Most of those, who were guardians of this or that, and railed against everything that was not, have gone on to green pastures. This is what men and women existed for in this country: what is in it for them, and on this they learned from the major players, who are experts at the self-serving enriching. The racial masses will just have to fend for themselves, while they fend off those on the otherside from tearing out their throats.
The big boys and big girls go to their big jobs with big cars and big rewards. What is there not to like about the rewards of the political and racial sweepstakes played in this country. In the meantime, the little people wonder, yet again, what happened to the visions and aspirations of those tricksters that now enjoy upward political mobility, while they are left behind again. While they deal with the meager crumbs that come their way.
These are presented as the partial sum of our dispiriting truths, and on that we erect building blocks for reconciliation. The knowledge comes that such things mean nothing here, since they are made of sand only and will crumble under the slightest tension. This is where the peoples of this society exist, where they claw and clobber one another. That is the reconciliation of our streets and villages, the ledger of our contradictions fueled by politics and elections, and ambitions over oil, of course. We do not have to journey to the United States to compete in its crab barrels and join in the rat races, we have those two right here. It is why we barrel down on each other with unrestrained rancor, with hearts full of hate. That is our truth, and it remains unaddressed and untouched.

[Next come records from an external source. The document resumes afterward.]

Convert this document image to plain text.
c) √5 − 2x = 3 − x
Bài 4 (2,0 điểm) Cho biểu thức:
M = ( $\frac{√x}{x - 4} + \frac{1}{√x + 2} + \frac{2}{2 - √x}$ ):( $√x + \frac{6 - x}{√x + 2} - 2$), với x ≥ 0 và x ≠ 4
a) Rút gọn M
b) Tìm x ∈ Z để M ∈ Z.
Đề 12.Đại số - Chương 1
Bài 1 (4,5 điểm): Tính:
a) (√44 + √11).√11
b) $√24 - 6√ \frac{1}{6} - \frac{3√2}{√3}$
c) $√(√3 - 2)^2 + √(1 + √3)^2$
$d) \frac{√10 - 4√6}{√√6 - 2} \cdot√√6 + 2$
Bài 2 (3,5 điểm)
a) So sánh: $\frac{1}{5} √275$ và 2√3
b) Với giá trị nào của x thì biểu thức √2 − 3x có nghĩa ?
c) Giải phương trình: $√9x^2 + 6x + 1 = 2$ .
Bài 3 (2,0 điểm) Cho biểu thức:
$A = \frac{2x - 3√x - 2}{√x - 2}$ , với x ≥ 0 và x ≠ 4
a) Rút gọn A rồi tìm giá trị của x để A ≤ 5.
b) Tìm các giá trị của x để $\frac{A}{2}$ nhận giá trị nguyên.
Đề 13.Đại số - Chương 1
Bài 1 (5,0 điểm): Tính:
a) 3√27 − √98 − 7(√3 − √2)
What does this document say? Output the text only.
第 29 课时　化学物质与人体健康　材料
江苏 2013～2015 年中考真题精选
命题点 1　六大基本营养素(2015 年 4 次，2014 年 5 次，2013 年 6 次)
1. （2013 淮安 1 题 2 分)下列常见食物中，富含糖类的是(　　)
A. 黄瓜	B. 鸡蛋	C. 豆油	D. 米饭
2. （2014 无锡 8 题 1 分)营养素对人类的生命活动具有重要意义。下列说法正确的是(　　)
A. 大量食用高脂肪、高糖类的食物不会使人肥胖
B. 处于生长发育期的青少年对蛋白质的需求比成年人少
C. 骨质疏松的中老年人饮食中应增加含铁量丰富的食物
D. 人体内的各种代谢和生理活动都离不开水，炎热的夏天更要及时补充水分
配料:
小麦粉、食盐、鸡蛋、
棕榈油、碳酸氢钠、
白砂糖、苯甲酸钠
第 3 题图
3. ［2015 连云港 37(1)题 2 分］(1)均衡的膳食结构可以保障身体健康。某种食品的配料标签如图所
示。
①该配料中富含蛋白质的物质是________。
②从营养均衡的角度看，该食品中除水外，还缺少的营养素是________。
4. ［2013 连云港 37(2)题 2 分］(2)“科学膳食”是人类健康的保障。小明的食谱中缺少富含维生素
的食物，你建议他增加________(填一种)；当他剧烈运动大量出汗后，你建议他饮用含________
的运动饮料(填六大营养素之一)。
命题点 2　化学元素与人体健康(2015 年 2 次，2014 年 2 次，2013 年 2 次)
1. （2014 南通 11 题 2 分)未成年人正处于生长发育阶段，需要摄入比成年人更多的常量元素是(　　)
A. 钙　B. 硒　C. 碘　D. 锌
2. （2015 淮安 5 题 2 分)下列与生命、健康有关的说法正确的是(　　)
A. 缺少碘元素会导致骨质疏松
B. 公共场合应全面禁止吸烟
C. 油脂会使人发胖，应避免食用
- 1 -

The big boss of this land did pontificate about transparency. He should look at himself, and see what all of the world sees, as to the transparency of his hypocrisies. Last, there is that supporting cabal of newcomers, who were loud and proud in their dissertations about constitutional reform and clean governance, and inclusion. Where are they now? They are in political heaven having collected their silver for betraying those who believed.